Re: [RFC PATCH 3/3] KVM: x86/mmu: skip zap maybe-dma-pinned pages for NUMA migration

From: Yan Zhao
Date: Thu Aug 10 2023 - 05:35:26 EST


On Wed, Aug 09, 2023 at 08:59:16AM -0300, Jason Gunthorpe wrote:
> On Wed, Aug 09, 2023 at 08:11:17AM +0800, Yan Zhao wrote:
>
> > > Can we just tell userspace to mbind() the pinned region to explicitly exclude the
> > > VMA(s) from NUMA balancing?
>
> > For VMs with VFIO mdev mediated devices, the VMAs to be pinned are
> > dynamic, I think it's hard to mbind() in advance.
>
> It is hard to view the mediated devices path as a performance path
> that deserves this kind of intervention :\

Though you are right, maybe we can still make it better?

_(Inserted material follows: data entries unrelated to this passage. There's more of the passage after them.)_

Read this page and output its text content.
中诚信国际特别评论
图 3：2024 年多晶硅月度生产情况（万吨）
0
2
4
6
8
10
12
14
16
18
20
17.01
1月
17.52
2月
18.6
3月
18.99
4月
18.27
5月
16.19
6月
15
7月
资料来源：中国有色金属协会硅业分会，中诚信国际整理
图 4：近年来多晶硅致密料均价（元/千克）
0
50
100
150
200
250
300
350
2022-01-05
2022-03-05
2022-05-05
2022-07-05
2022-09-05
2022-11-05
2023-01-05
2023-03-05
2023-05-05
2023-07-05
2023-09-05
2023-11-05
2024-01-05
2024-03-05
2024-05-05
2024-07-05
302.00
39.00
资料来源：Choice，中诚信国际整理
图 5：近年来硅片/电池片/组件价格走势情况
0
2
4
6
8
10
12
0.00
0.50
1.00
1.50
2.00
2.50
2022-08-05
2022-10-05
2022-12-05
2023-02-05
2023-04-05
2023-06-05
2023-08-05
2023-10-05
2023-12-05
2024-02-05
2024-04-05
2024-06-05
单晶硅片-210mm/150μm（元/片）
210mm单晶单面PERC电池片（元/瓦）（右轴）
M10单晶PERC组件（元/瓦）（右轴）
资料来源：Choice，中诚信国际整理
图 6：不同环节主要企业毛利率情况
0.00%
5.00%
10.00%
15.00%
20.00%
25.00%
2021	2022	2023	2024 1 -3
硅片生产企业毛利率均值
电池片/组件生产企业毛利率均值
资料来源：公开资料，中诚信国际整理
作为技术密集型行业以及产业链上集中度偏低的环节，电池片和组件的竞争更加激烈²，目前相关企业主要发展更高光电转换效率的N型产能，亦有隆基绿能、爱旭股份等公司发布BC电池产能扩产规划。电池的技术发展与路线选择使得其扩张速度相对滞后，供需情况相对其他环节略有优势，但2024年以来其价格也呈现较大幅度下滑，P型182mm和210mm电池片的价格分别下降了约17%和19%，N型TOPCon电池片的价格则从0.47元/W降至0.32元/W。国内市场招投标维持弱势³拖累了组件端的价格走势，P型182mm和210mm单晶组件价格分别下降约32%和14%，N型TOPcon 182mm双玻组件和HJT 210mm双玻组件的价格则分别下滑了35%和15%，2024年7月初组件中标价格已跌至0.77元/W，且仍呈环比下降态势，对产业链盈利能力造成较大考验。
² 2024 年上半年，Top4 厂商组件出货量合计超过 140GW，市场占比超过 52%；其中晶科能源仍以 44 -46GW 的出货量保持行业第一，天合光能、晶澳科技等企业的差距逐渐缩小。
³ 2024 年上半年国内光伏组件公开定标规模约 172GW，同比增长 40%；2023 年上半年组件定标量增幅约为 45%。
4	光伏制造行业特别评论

What about introducing a new callback which will be called when a page
is ensured to be PROT_NONE protected for NUMA balancing?

Then, rather than duplicate mm logic in KVM, KVM can depend on this callback
and do the page unmap in secondary MMU only for pages that are indeed
PROT_NONE protected for NUMA balancing, excluding pages that are obviously
non-NUMA-migratable.

I sent a RFC v2 (commit messages and comments are not well polished) to
show this idea,
https://lore.kernel.org/all/20230810085636.25914-1-yan.y.zhao@xxxxxxxxx/

Do you think we can continue the work?

Thanks a lot for your review!